Fields plays Sam Bisbee, an inventor who doesn't have the best of home lives, as he's got a wife (Louise Carter) who is hen-pecking him to death. He's also got an adult daughter Pauline (Joan Marsh) who is in love with young Bob Murchison (Buster Crabbe, who as you can see is billed with his real name and nickname). The only problem is that the Murchisons are rich and the Bisbees are from the "other side of the tracks" (the tracks joke is literally made several times), and Mrs. Murchison (Kathleen Howard) doesn't approve of the wedding at all, even threatening to disinherit Bob.
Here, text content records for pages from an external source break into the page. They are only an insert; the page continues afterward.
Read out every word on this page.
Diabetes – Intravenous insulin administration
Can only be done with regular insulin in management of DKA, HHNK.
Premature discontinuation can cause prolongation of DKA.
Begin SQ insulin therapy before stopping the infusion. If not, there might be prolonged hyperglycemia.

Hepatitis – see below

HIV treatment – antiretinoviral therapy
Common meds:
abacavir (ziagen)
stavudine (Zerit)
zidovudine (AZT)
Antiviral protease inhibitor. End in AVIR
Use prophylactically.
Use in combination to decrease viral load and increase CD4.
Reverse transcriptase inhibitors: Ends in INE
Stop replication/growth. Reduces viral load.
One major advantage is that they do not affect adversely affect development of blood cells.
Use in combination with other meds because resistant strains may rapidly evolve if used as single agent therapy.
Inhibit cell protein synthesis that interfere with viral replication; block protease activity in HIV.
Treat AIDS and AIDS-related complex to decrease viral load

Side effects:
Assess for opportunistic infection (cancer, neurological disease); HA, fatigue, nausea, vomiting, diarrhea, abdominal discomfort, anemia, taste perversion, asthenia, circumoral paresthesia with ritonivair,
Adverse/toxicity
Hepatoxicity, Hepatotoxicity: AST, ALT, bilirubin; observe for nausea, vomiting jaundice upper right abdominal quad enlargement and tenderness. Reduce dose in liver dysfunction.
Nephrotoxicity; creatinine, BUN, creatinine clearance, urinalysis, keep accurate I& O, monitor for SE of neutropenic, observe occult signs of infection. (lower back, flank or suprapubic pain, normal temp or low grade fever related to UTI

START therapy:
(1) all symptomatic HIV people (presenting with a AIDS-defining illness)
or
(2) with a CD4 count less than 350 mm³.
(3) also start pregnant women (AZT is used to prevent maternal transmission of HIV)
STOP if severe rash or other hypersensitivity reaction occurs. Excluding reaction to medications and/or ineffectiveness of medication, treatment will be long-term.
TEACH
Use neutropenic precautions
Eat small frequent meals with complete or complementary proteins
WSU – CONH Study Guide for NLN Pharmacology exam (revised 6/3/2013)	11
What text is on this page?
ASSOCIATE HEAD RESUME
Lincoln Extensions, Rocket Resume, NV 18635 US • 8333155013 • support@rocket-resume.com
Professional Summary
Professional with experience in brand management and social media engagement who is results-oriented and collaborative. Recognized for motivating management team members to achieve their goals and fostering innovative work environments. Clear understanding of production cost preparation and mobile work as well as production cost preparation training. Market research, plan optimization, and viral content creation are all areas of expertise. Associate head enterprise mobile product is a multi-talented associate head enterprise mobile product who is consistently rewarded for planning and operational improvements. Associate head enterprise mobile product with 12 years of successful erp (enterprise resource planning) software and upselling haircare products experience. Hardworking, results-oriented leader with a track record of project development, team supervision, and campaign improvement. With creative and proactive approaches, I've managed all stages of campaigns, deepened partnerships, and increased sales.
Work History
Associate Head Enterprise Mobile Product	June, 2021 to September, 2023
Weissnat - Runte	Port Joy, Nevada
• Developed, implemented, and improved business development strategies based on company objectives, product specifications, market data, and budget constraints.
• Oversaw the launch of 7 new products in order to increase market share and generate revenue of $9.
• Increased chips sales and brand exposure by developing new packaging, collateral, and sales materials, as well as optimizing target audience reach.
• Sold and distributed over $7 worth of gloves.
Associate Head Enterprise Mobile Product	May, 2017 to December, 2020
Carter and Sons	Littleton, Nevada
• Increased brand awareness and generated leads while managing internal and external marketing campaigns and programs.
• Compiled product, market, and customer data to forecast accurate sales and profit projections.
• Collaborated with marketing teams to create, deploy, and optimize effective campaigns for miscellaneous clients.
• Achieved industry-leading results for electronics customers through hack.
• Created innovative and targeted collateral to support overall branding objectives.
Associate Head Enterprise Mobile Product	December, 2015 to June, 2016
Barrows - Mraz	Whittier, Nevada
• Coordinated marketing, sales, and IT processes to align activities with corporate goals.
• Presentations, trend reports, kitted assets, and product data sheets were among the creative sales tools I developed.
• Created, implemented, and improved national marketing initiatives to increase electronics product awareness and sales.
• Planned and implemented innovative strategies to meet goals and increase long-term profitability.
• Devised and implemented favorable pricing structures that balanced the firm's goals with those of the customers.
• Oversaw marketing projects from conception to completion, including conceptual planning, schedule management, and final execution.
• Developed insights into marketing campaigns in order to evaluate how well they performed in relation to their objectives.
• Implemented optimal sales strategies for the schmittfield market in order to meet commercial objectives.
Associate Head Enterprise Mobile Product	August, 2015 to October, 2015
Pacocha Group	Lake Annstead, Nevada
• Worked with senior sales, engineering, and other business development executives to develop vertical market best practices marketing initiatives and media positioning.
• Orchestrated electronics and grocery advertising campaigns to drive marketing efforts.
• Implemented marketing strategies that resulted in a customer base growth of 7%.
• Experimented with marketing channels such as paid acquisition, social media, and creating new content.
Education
Bisbee sees his chance to make good with one of his inventions, a puncture-proof tire, a pretty big thing in those less technically advanced days. He gets an offer to demonstrate the tire, but he parks in a no-parking zone and the car gets moved, so when he goes to do the demonstration, he does it on the wrong car, sedans apparently all looking alike in the mid 1930s. He's lost his car and his hopes at his daughter's happiness, so on the train home, he contemplates suicide.
However, he eventually decided against it and while walking back to his seat, he walks into a compartment that the Princess Lescaboura (Adrienne Ames) is using with her entourage, she being on a goodwill tour of America. She's deeply unhappy that she wasn't able to marry the man she wanted, so she's not certain what to do with her life. Bisbee, not knowing she's a princess, talks her out of any thoughts of suicide, and suggests that the only thing that could help his daughter is a fairy princess. Lescaboura being a princess, you can put two and two together....
It might be a surprise, but I'd consider You're Telling Me one of the better Fields movies I've seen, which I think has to with its having a pretty coherent plot. That, and the plot is surprisingly dark for Fields; the idea of a Fields character legitimately contemplating suicide was something I certainly hadn't expected. Fields and Ames do legitimately well in their scene together in the train compartment. Of course, there's a lot of comedy, too. The two big sequences bookended the film and to me were the weakest part of the movie, largely because they didn't drive the plot. In between, there's some of the oddball inventions, and Fields with an ostrich on a leash.
My copy of You're Telling Me! is on a cheap box set Universal put out, and even if the movie was medicore you couldn't beat it for the price.